Did Adam Fall Or Rise?
The old scholastic ideas of “total hereditary depravity, and miraculous conversion,” with their correllates, have driven more minds into doubt and skepticism than most of men are apprised of. The reasons are evident. First. Common sense shrinks from them as ideas which are destructive of every principle of human responsibility. Second. They are opposed to the testimony of consciousness which asserts the soul's freedom. Third. They are opposed to correct ideas of justice as it is administered in all governments, both human and divine.
“And the Lord God said, Behold, the man is become as one of us to know good and evil.” Our fathers, of Calvinistic type of faith, used to tell us that this language only asserted Adam's experience of conscious guilt; that he knew good before he transgressed, and had experimental knowledge of evil after he transgressed. This was the best they could do and save their Calvinism, and even this would not have saved it in the days of investigation like ours. The Lord did not say, “The man is become as one of us knowing good and evil,” but “the man is become as one of us to know good and evil.” The old view of the subject virtually says, The Lord had experimental knowledge of both good and evil, and that the way in which Adam became Godlike was the way of the transgressor. Then the greatest Godlikeness is the result of the greatest sinning. What nonsense! The Bible says: “And the eyes of them both were opened, and they knew they were naked; and they sewed fig leaves together and made themselves aprons.” The account also asserts that the “tree of knowledge of good and evil” was “a tree to be desired to make one wise.” Total depravity and its correllates could never have been found in this context. This history is not responsible for it, nor for the mischiefs it has produced.
The Heavenly Father knew, when he created man, that he would fail upon trial. To have prevented this would have been nothing short of an interference with man's freedom, [pg 117] and consequently his responsibility, without which he could not have been man. The Lord saw man in his alien state and in his return to holiness. He “made of one blood all nations of men to dwell upon all the face of the earth, and determined the times before appointed, and the bounds of their habitation, that they should seek the Lord.”—See Acts 17: 26. It was necessary that man should become as God to know good and evil in order that he might be continued upon trial in a world of good and evil. To this end the Divine Ruler placed in the test fruit, the fruit of the tree that was forbidden, a mental lever to endow man with wisdom as God to know good and evil, without which the man's responsibility in relation to good and evil could never have been.

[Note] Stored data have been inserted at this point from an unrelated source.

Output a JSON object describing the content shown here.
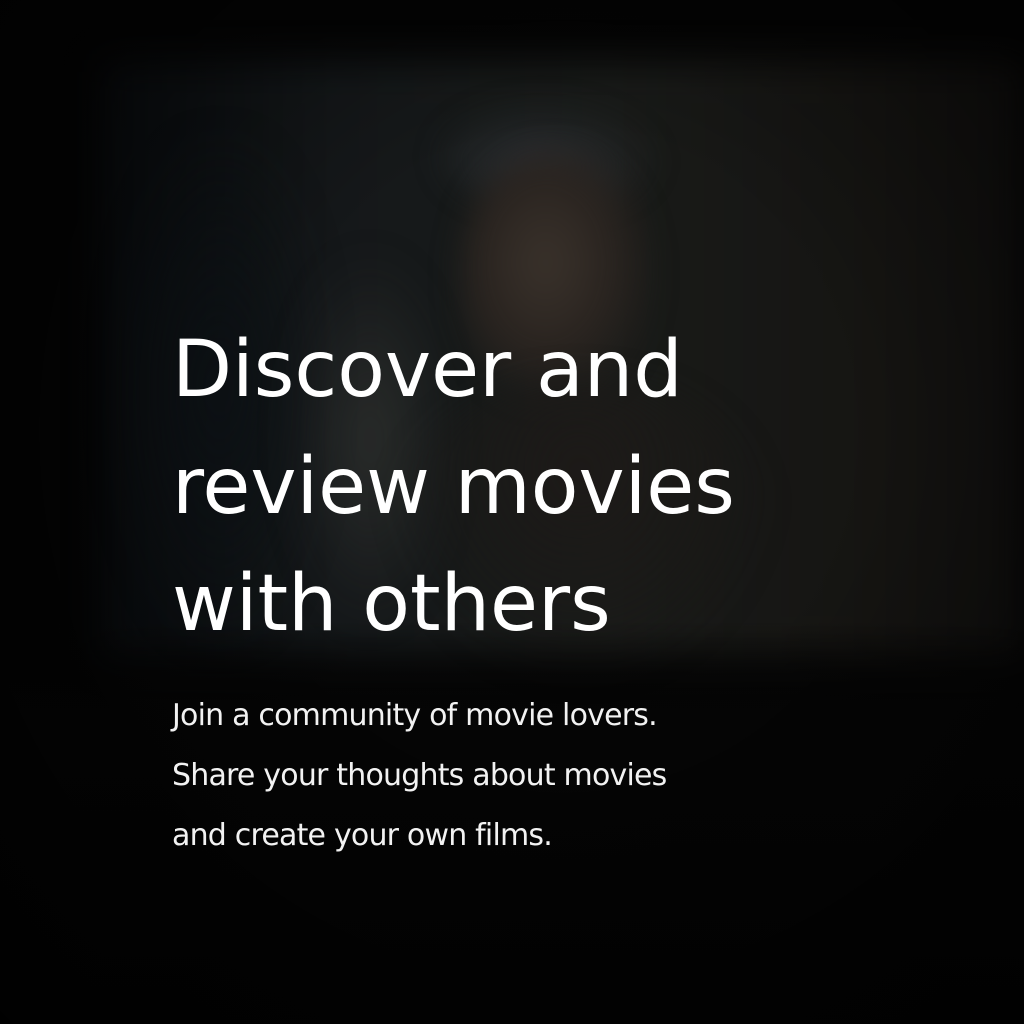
{
  "hero": {
    "headline_lines": [
      "Discover and",
      "review movies",
      "with others"
    ],
    "subtext_lines": [
      "Join a community of movie lovers.",
      "Share your thoughts about movies",
      "and create your own films."
    ]
  },
  "colors": {
    "background": "#040404",
    "text": "#ffffff"
  }
}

The fruit of the tree of life was for man's physical nature; was to control the law of organic being, regulating waste and supply so as to prevent the present effects of old age, and keep man in perpetual conditions of youth. After man had sinned, with the knowledge of good and evil, he was master of his position, and now, lest he “put forth his hand and take of the tree of life, and eat and live forever,” subjected to shame, to torment, to anguish and tribulation, mental suffering, a lost being in the state of abandoned fallen angels, with a possibility of corrupting his conscience until it should be past feeling, seared as with a hot iron, and so glory in his shame; or, otherwise, be beyond the motive power of life and the restraining power of death, the Infinite One placed him beyond the reach of the tree of life. All of these ways or doings of the Heavenly Father were right, were merciful, were best for man. The ways of God are right. The ways of God are best. Farewell to “total hereditary depravity, and farewell to all its necessary correllations, such as miraculous conversion,” etc.
Man is mentally endowed with wisdom by the tree of the knowledge of good and evil; is kept from ruining himself forever by being placed beyond the reach of the tree of life; is continued upon trial in a world of good and evil; is responsible through his knowledge of good and evil, and the motive power of life, and the restraining power of death is preserved [pg 118] to control him for his own eternal good; and, blessed be the name of our Heavenly Father, his eyes are open; so if man goes to perdition he must go with his eyes open. In all this we have perfect harmony with all Bible duty and truth, and also with science and universal consciousness of freedom and ability to choose and act. Not by a hair's breadth has God ever infringed upon the freedom of the soul to shape and mould its own moral character, and shape its own moral destiny; but he has done many wonderful things to better the condition of the free soul—not forsaking it in the hour of greatest need.
The soul's free, voluntary service is that which constitutes the requirement of religion in all the ages.